Но о том, что занимало и заботило его, об этом как раз он очень любил поговорить, и «клуб», о котором Семен поминал Альбине в первый ее приход к нему, был нужен, собственно, ему самому.
– Ага, ну так готовьтесь, готовьтесь, припасайте в кошельках, я посмотрю-посмотрю и подниму плату за литр еще на полтинник, – говорил он, прохаживаясь по дорожке перед бревнами у него во дворе, на которых, в ожидании, пока коровы будут подоены, сидели, с бидончиками и банками в руках, его покупатели. – Я мини-трактор себе, чтобы сено возить, вынужден был купить? Вынужден. Косцов мне нанимать пришлось? Пришлось. Это все, как говорится, производственные расходы. Мне их кто возместит? Как нас учит политэкономия, возместить их мне должен потребитель. Потребитель – это кто? Это вы! Значит, я посчитаю, посчитаю – и подниму.

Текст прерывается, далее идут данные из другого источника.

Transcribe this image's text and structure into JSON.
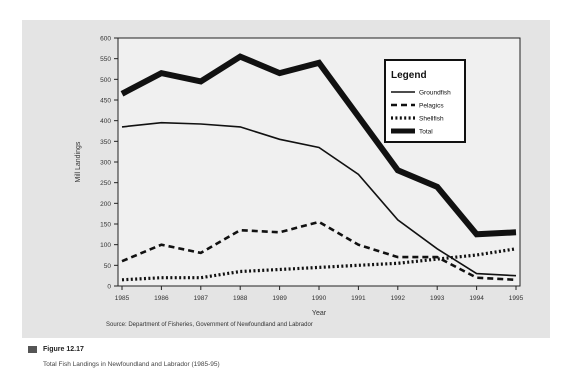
{
  "chart_data": {
    "type": "line",
    "title": "",
    "xlabel": "Year",
    "ylabel": "Mill Landings",
    "x": [
      "1985",
      "1986",
      "1987",
      "1988",
      "1989",
      "1990",
      "1991",
      "1992",
      "1993",
      "1994",
      "1995"
    ],
    "ylim": [
      0,
      600
    ],
    "yticks": [
      0,
      50,
      100,
      150,
      200,
      250,
      300,
      350,
      400,
      450,
      500,
      550,
      600
    ],
    "legend_title": "Legend",
    "legend_position": "top-right",
    "grid": false,
    "series": [
      {
        "name": "Groundfish",
        "style": "solid",
        "values": [
          385,
          395,
          392,
          385,
          355,
          335,
          270,
          160,
          90,
          30,
          25
        ]
      },
      {
        "name": "Pelagics",
        "style": "dashed",
        "values": [
          60,
          100,
          80,
          135,
          130,
          155,
          100,
          70,
          70,
          20,
          15
        ]
      },
      {
        "name": "Shellfish",
        "style": "dotted",
        "values": [
          15,
          20,
          20,
          35,
          40,
          45,
          50,
          55,
          65,
          75,
          90
        ]
      },
      {
        "name": "Total",
        "style": "thick",
        "values": [
          465,
          515,
          495,
          555,
          515,
          540,
          410,
          280,
          240,
          125,
          130
        ]
      }
    ]
  },
  "source": "Source: Department of Fisheries, Government of Newfoundland and Labrador",
  "figure": {
    "label": "Figure 12.17",
    "description": "Total Fish Landings in Newfoundland and Labrador (1985-95)"
  },
  "colors": {
    "panel": "#e4e4e4",
    "plot_bg": "#f0f0f0",
    "ink": "#111111"
  }
}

– На полтинник, Семен, это же дорого, ты что! – непременно говорил ему кто-нибудь с бревен.
– Полтинник? Дорого?! – останавливаясь, изумлялся Семен. И соглашался. – Вообще дорого, конечно. Но куда денетесь, будете брать. Другие все следом за мной поднимут, Куда денетесь.
Голубоватые шильца его глаз светились довольством и истинным наслаждением, которое он получал от своего «выступления».
– Альбина Евгеньевна, дорогая моя, куда же вы, стойте, не уходите! – говорил он Альбине, налив ей молока и занимаясь следующим покупателем. – Стойте-стойте, у меня к вам вопрос, так просто вы от меня уйти не можете. – И, наполнив банку другому покупателю, подпихивал того рукой к выходу с веранды, где обычно разливал молоко, а Альбину брал за локоть и придвигался к ней поближе: – Ну-ка вы мне расскажите, у вас муж такой человек, он с вами делится, что же, значит, с нами будет, куда мы движемся?
Альбина старалась уйти от таких разговоров. Достаточно было того, что она сама ходила за молоком. И за то, что ходила сама, еще платить беседами с ним! Жевать с ним всю эту жвачку, которую беспрерывно жевал и не мог пережевать муж! Еще не хватало.
Ее занимало собственное. И если все же не удавалось уклониться от разговора, старалась перевести его на темы, которые волновали ее.
– Так вы, Семен, как с квартирой в городе поступили? Кто-то в ней остался прописанным? Жена? Но у вас тогда там площади много лишней, вам бы не разрешили.
Семен, однако, только отмахивался от ее вопросов. Он вообще, лишь речь заходила о неинтересном ему, сразу же увядал, взгляд его терял возбужденный блеск, тускнел, – острые шильца как бы затупливались в одно мгновение.
– Ой, Альбина Евгеньевна… ну нашли о чем, охота вам тоже! – говорил он.
Так она и не выяснила, как ему удалось сохранить и квартиру и купить дом, как не выяснила, почему он оставил свое вполне приличное место заместителя директора, дававшее ему какое-никакое, а положение, перевелся на некую полуфиктивную неприсутственную должность для сохранения стажа и стал, в общем-то, никем, потому что вообразить себе человека, занимающего более ничтожное положение, чем то, в которое поставил себя он, сделавшись кем-то вроде крестьянина-единоличника, выражаясь старым языком, было невозможно.